The Insidious Threat of China’s Confucius Institutes

Our nation has endured revolution, civil war, world war, and cold war. We have survived every kind of hardship and won. Today, we are in a new kind of war: a war of information.

The Chinese Communist Party’s (CCP) rise to illegitimate prosperity is one of the greatest threats to the American way of life, and it’s been fueled by the theft and abuse of information at every turn, from intellectual-property theft to unfair trade practices to the spread of propaganda that obscures the CCP’s intentions and covers its tracks.

This is not an abstract phenomenon playing out in the remote realm of geo-politics; it is happening in blatant view of all of us. Right here in our own state of South Carolina, home to some of the nation’s greatest schools and universities, the CCP is exerting — and growing — its influence.

Under the direction of top officials in the CCP’s Office of Overseas Propaganda, China has established a network of 50 so-called Confucius Institutes at American educational institutions. In 2009, Li Changchun, then head of agitprop for the CCP, called these outposts “an important part of China’s overseas propaganda set-up.” Their M.O. is simple: China gives American host institutions cash, and CCP operatives get to teach a distorted, regime-friendly history of the Chinese state to American students.

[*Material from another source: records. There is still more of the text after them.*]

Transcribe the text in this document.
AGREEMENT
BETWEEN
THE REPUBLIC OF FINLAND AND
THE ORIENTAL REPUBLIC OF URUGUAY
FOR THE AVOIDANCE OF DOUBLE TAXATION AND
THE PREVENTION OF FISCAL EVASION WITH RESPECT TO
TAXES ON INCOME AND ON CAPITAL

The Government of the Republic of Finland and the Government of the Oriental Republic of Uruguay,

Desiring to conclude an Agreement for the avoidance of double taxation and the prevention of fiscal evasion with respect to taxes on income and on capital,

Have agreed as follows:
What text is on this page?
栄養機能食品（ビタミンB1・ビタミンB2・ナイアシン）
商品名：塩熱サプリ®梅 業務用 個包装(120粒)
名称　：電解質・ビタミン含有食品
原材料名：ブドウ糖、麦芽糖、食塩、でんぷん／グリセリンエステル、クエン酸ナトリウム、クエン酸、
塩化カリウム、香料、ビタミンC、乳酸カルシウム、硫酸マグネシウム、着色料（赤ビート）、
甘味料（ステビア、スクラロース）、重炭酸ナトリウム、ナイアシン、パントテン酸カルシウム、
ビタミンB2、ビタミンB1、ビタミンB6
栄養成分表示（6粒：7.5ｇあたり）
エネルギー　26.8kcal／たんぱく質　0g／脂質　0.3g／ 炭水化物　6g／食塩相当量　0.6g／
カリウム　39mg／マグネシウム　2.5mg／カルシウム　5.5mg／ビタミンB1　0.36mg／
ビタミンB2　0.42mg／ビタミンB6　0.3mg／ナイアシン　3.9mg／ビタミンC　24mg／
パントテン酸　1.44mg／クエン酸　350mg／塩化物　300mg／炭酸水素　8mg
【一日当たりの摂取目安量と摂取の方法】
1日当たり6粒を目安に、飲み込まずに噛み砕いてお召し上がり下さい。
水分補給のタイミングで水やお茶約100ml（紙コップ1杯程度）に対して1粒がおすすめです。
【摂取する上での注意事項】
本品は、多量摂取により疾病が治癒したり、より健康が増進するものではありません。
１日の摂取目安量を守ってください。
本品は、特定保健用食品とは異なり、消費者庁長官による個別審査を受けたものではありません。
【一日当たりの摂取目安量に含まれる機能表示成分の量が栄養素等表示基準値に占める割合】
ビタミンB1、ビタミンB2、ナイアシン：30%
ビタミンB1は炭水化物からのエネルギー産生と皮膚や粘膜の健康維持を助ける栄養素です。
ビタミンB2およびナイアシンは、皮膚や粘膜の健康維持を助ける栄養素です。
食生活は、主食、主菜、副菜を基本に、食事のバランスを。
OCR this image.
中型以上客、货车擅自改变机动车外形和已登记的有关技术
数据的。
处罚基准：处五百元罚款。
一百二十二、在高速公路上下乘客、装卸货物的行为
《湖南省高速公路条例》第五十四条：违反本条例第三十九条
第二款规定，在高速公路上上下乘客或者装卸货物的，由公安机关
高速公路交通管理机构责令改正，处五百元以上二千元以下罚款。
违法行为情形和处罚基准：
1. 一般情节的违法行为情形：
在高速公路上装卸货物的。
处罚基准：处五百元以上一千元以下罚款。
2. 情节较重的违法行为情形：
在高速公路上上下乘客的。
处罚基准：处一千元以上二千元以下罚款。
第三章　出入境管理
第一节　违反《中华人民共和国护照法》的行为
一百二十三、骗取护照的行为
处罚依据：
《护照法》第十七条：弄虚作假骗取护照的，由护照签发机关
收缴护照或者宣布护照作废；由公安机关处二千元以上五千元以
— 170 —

Meanwhile, those same operatives get to live in close proximity to all the resources of our modern research universities, and to important inside information about the sensitive, and often taxpayer-funded, activities of our brightest minds.

American institutions of higher education are not the only targets of the CCP’s influence, however. While Confucius Institutes are often headquartered on university campuses, their reach extends to every level of education. By offering Chinese teachers to schools around the country, the CCP has successfully built a series of ‘Confucius Classrooms’ at many K–12 schools around the country. For thousands of American schoolchildren today, the first exposure to China comes from carefully selected Communist apparatchiks.

This is the threat that our nation faces today: An attack on truth. An attack on our institutions. An attack on our children. An attack on our way of life.

America must wake up to this threat. That is why we are grateful to have led the public charge to expel the malign influence of Confucius Institutes from our state. On February 19, the University of South Carolina’s Board of Trustees ratified President Robert L. Caslen’s decision to close the school’s resident Confucius Institute. In addition, the university is taking critical steps to provide greater transparency about its dealings with foreign countries and partners. We welcome these developments and hope that Presbyterian College, which houses South Carolina’s other Confucius Institute, will follow Caslen’s lead.

Still, the war against Communist propaganda will not be won simply by closing America’s Confucius Institutes. It demands a widespread awareness of and defense against foreign efforts to influence and undermine us.

Awareness requires transparency, which means shining a light on foreign influence wherever and however it is exerted. It also requires leadership at every level, from your local school board to the Oval Office — and President Joe Biden’s “business as usual” approach to China just won’t cut it. As one of his first acts in office, President Biden revoked rules proposed by President Trump that would have put pressure on American universities to disclose their foreign ties and funding. We suggest that Biden consult with his nominee for director of the CIA, William Burns, who just last month testified in his Senate confirmation hearings that Confucius Institutes were “a genuine risk” to U.S. security, and said that if he were the president of a university or college that hosted a Confucius Institute, he would shut it down.

FBI director Christopher Wray has warned that the CCP “believes it is in a generational fight to surpass our country in economic and technological leadership.” Most of us have only known a world in which our nation is without peer. But that world is a privilege, not a birthright, and unless we face up to the challenge of Xi Jinping’s Communist regime, our children will learn the hard way what the alternative is like. Those of us lucky enough to serve in Congress must work to mandate the transparent disclosure of foreign influence in our educational institutions, hold the CCP accountable for intellectual-property theft and unfair trading practices, and protect American interests.